Our reading from Isaiah this morning taps into our longing for God to act, to come to us, to help us right now. “Oh that you would tear open the heavens and come down!”, the prophet cries. Bono echoes this when he sings, “Jesus, Jesus help me. I’m alone in this world and a (messed) up world it is too….Wake up, wake up dead man.” I’m tired of waiting, Lord. Come do something now.
I suspect that we might feel an extra dose of this longing after the fall that we’ve had. From the violence we experienced here in Charlottesville in August to the string of natural disasters across the world to the latest episode of mass shootings, we are in need of some good news. I was in Birmingham working at the Church of the Advent when 9/11 happened. I remember Paul Zahl, Dave’s father and my boss, saying shortly after the tragedy that people will need Christmas that year more than ever.

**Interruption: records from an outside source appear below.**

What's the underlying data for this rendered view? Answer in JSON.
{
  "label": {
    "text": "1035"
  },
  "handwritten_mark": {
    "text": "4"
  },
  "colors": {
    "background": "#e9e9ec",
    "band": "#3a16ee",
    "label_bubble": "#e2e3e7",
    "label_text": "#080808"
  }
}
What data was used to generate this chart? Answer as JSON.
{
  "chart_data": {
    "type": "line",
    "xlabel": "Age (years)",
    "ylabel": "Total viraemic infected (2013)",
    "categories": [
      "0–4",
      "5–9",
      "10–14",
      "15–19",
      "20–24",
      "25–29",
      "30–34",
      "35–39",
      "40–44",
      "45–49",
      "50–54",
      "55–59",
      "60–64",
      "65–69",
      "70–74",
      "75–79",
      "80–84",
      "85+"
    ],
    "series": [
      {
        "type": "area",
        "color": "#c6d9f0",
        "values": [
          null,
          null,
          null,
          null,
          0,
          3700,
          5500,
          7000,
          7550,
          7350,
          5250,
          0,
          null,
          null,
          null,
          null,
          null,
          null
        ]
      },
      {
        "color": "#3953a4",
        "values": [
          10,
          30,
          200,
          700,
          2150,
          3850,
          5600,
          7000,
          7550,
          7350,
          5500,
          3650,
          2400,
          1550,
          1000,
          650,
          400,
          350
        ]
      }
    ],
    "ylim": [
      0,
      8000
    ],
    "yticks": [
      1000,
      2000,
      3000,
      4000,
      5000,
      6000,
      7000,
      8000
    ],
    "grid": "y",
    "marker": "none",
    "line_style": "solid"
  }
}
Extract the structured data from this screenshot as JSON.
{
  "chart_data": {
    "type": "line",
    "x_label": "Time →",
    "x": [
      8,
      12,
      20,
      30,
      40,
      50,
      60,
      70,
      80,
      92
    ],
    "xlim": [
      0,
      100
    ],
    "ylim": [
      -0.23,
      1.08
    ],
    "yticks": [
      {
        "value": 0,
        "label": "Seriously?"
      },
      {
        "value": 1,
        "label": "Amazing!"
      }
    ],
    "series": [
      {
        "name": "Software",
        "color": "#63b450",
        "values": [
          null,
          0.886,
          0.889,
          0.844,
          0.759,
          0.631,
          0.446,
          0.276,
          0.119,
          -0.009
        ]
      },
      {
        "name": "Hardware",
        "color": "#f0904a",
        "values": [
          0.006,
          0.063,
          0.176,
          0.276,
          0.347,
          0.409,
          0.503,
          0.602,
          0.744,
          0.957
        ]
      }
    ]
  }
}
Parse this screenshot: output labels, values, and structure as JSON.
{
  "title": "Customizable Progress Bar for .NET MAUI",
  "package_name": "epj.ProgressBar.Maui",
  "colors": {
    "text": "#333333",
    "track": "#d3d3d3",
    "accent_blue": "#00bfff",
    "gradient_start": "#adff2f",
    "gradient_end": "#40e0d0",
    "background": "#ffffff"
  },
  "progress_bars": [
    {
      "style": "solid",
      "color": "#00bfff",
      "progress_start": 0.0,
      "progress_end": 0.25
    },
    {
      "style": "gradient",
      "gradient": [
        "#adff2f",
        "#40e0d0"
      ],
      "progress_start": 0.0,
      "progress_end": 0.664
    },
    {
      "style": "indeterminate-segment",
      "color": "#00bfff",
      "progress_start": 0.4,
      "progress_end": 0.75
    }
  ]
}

It feels like the same thing might be true for us in Charlottesville this year. It feels like we need to come together with one voice this first Sunday of Advent and cry out, “O that you would tear open the heavens and come down.” O come, O come, Immanuel and ransom captive Israel that mourns in lonely exile here until the Son of God appear. Everyone is just waiting.
The prophet Isaiah speaks a word of comfort and hope this morning to those who wait. “From ages past no one has heard, no ear has perceived, no eye has seen any God besides You, who works for those who wait for him.” There is only one God, and He is the God who works for those who wait for him.
This means that when your hands are tied, there is only one God and His hands are at work for you. This means when you can’t take another step, there is only one God and He will pick you up and carry you. This means when you have exhausted all your possibilities, there is only one God and He will do something that you’ve never even thought of.
Everyone is just waiting and God works for those who wait for Him. That doesn’t mean, of course, that waiting is easy or pleasant. The waiting is the hardest part, it’s been said. And it may feel like that you are stuck in Samuel Beckett’s existential play, “Waiting for Godot”, waiting for a character who never shows up. But I can tell you this first Sunday of Advent that God will show up. And I can tell you that with full confidence because God already has shown up. He has answered the prophet’s prayer, “Oh that you would tear open the heavens and come down!”
But God, being God and not you or me, answered that prayer in His own way and according to His own will, rather than ours. Isaiah wanted God to come down and make the mountains quake and all God’s enemies tremble at His awesome power. And often, that’s what we want, don’t we? But there is only one God, and the God when get comes to us in a different way.
Well, God did tear open the heavens and come down, but no one quaked at His presence. Because who would quake in the presence of an infant born in a feeding trough to a provincial carpenter and an unwed teenager? Who would quake in the presence of the friend of sinners who said, “come to me all who are weary and heavy laden, and I will give you rest”? Who would quake in the presence of a mocked and brow beaten man struggling up a hill with a cross laid on his scourged shoulders?
God has already worked for those who wait for him. He has come to us in Jesus Christ to take away our sin and accomplish our salvation. And He will come again to make all things right and all things new. For there is a Light we can’t always see. And even while we wait, the only God is still at work for you. But, He will work in ways that you don’t and can’t expect.